미드를 보다가 걔가 타고난거 알아? 라는 대사중에

You know, She is inbred? 라고 합니다.


inbred가 왜... 타고났다는 뜻으로 통하는지 알고 싶네요

그리고 다른 예가 있으면 알려주세요

감사합니다.


----------



## Rance

사전 첫번째 정의 참조하세요.

예) an inbred love of freedom


----------



## moondeer

The naver dictionary says it means "be inborn," "be gifted with," "be born with."
But "inbred" has a certain connotation (at least in American English), that is, a child born to first cousins or siblings. The slang connotation is rude: calling someone "inbred" is like saying they're a country bumpkin, or stupid.
So as to Rance's example, I would say instead, "an inborn love of freedom."
More often we use "inbred" with animals.


----------



## Rance

moondeer said:


> But "inbred" has a certain connotation (at least in American English)....I would say instead, "an inborn love of freedom."

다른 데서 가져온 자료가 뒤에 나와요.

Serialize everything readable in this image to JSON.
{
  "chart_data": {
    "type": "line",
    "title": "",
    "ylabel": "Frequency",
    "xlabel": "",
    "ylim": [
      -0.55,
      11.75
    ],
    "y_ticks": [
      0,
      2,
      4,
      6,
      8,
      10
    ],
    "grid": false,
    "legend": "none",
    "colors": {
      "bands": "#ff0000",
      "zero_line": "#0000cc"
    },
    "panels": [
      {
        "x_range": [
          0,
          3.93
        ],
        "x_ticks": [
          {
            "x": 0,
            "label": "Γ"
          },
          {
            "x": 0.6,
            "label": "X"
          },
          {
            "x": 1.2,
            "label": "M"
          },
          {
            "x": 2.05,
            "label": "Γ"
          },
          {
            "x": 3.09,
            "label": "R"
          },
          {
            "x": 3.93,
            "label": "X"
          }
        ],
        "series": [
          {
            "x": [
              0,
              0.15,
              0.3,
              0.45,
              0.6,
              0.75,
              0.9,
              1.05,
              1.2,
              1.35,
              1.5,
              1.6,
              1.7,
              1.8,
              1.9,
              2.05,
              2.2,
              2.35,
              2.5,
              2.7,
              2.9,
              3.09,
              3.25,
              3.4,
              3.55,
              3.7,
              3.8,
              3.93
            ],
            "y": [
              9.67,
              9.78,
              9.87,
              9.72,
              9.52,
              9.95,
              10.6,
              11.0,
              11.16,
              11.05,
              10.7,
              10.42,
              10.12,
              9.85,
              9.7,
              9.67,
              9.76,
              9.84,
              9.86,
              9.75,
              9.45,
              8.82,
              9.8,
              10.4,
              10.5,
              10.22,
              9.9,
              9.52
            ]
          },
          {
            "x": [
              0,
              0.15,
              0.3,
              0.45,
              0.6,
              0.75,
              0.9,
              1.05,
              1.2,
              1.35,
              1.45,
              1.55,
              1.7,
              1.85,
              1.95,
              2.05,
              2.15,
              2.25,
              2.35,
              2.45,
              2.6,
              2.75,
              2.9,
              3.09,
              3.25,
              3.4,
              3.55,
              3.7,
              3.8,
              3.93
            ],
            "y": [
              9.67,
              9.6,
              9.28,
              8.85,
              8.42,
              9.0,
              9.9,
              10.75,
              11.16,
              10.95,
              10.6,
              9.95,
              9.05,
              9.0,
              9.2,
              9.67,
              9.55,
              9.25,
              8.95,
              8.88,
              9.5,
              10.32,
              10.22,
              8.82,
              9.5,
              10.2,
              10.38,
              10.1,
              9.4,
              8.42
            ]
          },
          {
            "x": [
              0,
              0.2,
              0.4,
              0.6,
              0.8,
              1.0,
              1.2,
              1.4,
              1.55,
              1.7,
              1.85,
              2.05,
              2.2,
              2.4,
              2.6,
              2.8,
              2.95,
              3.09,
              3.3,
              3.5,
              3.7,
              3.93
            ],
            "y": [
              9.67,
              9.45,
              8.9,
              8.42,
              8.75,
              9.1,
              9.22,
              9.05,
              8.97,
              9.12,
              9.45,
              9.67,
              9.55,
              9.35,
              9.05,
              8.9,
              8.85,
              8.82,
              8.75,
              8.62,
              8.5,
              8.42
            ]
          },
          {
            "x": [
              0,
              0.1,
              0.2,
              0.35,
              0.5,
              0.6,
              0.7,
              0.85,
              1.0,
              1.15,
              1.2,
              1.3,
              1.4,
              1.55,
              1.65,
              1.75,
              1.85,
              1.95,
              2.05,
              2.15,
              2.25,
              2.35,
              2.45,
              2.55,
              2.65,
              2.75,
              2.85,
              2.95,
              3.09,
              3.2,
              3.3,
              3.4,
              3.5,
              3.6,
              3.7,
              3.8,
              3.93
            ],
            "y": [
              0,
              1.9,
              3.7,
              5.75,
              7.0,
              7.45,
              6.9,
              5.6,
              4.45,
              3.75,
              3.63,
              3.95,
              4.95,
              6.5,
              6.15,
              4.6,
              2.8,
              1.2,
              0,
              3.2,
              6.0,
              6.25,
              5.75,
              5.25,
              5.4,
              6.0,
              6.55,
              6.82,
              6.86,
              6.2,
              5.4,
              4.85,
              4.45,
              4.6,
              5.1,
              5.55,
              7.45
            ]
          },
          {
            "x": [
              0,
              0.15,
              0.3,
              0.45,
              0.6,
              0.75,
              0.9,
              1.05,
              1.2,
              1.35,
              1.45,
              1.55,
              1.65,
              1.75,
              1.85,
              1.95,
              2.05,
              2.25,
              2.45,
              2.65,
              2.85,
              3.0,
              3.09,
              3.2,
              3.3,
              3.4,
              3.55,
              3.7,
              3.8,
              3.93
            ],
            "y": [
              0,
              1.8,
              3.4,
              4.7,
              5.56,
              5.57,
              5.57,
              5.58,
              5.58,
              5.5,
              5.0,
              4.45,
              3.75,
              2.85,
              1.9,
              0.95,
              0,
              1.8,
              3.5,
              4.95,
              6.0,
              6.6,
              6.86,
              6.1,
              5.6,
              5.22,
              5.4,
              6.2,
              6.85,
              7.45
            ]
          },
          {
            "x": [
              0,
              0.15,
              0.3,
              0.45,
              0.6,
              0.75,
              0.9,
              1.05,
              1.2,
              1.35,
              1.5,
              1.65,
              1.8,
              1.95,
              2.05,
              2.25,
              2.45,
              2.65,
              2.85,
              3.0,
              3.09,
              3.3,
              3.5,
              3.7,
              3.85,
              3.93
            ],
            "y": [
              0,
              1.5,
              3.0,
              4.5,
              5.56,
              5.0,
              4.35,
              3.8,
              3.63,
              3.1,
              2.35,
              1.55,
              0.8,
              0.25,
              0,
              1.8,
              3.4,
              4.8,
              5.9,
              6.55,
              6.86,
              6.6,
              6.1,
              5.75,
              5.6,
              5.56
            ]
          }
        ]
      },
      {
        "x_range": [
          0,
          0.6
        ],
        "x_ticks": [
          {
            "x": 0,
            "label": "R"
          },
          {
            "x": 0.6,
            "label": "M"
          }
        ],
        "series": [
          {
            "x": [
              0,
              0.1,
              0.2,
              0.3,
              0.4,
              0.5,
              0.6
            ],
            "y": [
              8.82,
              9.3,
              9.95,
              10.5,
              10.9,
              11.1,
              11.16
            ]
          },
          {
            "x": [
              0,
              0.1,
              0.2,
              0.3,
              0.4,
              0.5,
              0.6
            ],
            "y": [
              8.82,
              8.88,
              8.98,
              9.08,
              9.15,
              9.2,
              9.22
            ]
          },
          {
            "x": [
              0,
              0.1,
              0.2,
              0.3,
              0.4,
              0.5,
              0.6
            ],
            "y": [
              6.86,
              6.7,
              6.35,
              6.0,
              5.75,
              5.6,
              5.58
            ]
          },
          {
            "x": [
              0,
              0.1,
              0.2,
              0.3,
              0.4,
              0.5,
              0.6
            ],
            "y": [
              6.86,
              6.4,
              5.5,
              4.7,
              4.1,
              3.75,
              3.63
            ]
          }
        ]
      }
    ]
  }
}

Actually the example I gave was directly from Merriam-Webster dictionary which is _American_ dictionary.



moondeer said:


> The slang connotation is rude: calling someone "inbred" is like saying they're a country bumpkin, or stupid.



I agree. It is more often used negatively nowadays.
However without any kind of context(it's not even clear what kind of inbred trait/quality we are talking about), it's probably most neutral to provide link to dictionary definition.


----------



## jenny suh

Rance said:


> 사전 첫번째 정의 참조하세요.
> 
> 예) an inbred love of freedom





moondeer said:


> The naver dictionary says it means "be inborn," "be gifted with," "be born with."
> But "inbred" has a certain connotation (at least in American English), that is, a child born to first cousins or siblings. The slang connotation is rude: calling someone "inbred" is like saying they're a country bumpkin, or stupid.
> So as to Rance's example, I would say instead, "an inborn love of freedom."
> More often we use "inbred" with animals.



감사합니다. !


----------